Total harmonic distortion (THD) measures the distortion component of a signal, expressed in decibels (dB) relative to the fundamental wave. For ADCs, total harmonic distortion (THD) is the ratio of the RMS sum of the selected input signal harmonics to the fundamental. When measuring, only harmonics within the Nyquist limit are included.
Similar to the degradation of THD as the input frequency increases due to non-linearity, the ENOB value will also degrade as the frequency increases. ENOB comes from SNDR, and SNDR is associated with THD and SNR. To understand the accurate ENOB of the data converter, you need to read the detailed specifications and prescribed conditions in the data sheet.

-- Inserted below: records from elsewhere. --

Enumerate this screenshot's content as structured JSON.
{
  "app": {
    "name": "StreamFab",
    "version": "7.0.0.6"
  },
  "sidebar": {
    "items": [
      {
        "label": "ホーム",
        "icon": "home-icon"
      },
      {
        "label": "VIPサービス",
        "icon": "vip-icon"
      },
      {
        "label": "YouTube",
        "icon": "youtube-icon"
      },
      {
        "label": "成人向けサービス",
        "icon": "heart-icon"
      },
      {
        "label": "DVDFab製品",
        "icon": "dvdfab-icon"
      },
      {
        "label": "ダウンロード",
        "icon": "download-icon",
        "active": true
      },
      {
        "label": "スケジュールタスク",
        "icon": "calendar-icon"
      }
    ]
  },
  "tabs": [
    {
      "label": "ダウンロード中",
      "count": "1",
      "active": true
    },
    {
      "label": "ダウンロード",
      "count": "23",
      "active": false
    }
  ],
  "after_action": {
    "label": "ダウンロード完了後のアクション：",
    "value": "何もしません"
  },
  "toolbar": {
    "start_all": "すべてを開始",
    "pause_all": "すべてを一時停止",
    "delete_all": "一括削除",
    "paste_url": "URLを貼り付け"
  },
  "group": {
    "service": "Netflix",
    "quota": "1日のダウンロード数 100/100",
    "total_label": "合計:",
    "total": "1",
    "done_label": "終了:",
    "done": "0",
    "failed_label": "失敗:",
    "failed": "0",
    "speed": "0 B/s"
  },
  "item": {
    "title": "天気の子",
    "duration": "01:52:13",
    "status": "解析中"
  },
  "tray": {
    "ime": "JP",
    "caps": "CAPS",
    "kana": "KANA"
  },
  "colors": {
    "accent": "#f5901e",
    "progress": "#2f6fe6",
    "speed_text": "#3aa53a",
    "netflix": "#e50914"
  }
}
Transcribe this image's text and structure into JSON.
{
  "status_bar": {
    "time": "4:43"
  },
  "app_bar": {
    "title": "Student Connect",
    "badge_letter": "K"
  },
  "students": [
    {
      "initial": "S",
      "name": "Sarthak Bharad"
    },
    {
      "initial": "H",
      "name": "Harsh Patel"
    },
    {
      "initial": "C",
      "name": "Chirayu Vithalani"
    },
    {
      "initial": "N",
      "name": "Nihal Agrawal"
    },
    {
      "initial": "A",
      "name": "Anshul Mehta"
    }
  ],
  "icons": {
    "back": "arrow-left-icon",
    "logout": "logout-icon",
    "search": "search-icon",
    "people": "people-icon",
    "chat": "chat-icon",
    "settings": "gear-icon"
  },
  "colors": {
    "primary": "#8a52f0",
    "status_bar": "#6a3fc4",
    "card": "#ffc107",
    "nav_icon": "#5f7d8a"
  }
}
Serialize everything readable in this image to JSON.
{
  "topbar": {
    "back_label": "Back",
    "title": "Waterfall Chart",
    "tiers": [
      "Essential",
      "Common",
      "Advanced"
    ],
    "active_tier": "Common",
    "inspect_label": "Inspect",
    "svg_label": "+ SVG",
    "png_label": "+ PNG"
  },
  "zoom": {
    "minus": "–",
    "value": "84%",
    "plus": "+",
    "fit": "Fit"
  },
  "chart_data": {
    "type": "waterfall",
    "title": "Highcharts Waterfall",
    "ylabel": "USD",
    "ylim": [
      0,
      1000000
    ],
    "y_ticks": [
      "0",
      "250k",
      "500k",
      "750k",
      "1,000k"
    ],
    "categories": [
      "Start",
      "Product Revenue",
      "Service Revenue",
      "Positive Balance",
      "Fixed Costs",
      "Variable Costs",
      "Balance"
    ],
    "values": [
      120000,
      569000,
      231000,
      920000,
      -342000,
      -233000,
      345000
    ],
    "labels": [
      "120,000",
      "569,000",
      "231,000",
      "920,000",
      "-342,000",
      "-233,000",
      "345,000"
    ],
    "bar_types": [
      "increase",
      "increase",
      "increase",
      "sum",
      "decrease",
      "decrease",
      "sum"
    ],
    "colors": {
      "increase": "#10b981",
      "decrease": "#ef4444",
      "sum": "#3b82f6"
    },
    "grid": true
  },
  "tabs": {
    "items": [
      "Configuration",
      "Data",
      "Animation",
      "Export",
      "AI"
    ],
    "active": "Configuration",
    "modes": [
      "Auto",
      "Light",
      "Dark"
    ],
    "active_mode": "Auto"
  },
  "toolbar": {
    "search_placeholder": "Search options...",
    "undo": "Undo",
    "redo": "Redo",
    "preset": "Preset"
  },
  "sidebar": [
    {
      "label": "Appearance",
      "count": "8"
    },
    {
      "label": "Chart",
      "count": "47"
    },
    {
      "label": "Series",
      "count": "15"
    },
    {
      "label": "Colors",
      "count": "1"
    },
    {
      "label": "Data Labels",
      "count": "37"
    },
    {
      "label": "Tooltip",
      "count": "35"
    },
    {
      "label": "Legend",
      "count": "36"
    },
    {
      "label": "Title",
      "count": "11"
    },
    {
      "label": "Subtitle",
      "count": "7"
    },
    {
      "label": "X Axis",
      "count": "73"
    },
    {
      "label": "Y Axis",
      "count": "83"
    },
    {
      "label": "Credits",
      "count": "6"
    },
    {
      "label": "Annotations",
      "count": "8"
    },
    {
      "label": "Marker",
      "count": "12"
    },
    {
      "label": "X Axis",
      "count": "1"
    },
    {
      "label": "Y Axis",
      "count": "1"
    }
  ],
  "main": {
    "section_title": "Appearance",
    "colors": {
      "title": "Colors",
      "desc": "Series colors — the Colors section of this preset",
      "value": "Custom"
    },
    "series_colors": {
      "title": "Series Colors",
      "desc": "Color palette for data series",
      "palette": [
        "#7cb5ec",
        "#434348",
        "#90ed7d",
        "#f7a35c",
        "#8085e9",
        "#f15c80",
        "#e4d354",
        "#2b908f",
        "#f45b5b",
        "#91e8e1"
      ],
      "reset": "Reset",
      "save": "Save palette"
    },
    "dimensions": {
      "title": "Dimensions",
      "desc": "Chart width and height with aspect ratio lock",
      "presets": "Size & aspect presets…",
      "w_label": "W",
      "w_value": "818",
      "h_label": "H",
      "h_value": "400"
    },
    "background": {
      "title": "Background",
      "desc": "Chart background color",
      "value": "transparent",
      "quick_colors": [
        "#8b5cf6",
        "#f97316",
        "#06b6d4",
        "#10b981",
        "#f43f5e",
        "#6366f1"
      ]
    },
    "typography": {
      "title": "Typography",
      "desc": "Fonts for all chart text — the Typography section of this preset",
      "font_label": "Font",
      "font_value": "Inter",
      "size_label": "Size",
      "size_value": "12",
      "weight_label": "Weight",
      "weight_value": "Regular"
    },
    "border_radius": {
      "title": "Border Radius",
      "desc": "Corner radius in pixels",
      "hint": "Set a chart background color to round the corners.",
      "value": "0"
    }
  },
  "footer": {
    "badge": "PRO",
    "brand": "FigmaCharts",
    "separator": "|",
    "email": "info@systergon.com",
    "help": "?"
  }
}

Most analog data converter IC manufacturers generally tend to promote ENOB under ideal conditions, especially the ENOB value contained in the title of the data sheet. However, a large number of system engineers and purchasing managers are still curious about why the measured ENOB value is different from the ideal value contained in the data sheet?
In actual use, because the ADC itself has noise and errors, its output not only has quantization noise, but also high-order harmonics caused by distortion, so this SNR value has never been reached. Calculate the effective N of the ADC: ENOB = (SNR–1.76)/6.02 dB.
Assuming that the device is a 12-bit ADC, ENOB may only be 10 bits. But it should be noted that this does not mean that deleting the last two bits of the ADC can be used as an ideal 10-bit ADC. Here, ENOB means that the SNDR of a 12-bit non-ideal ADC is equal to the SNR of an ideal 10-bit ADC.
• The "number of digits" (12-bit or 14-bit) shown in the title of the general data converter data sheet refers to the number of digits or voltage resolution. This has nothing to do with ENOB.
• ENOB is mainly a function of noise, non-linearity, and input frequency.
• ENOB will be degraded due to various external uncertain factors (such as clock source, power supply, etc.).
• ENOB is calculated over the entire Nyquist bandwidth (DC to fs/2).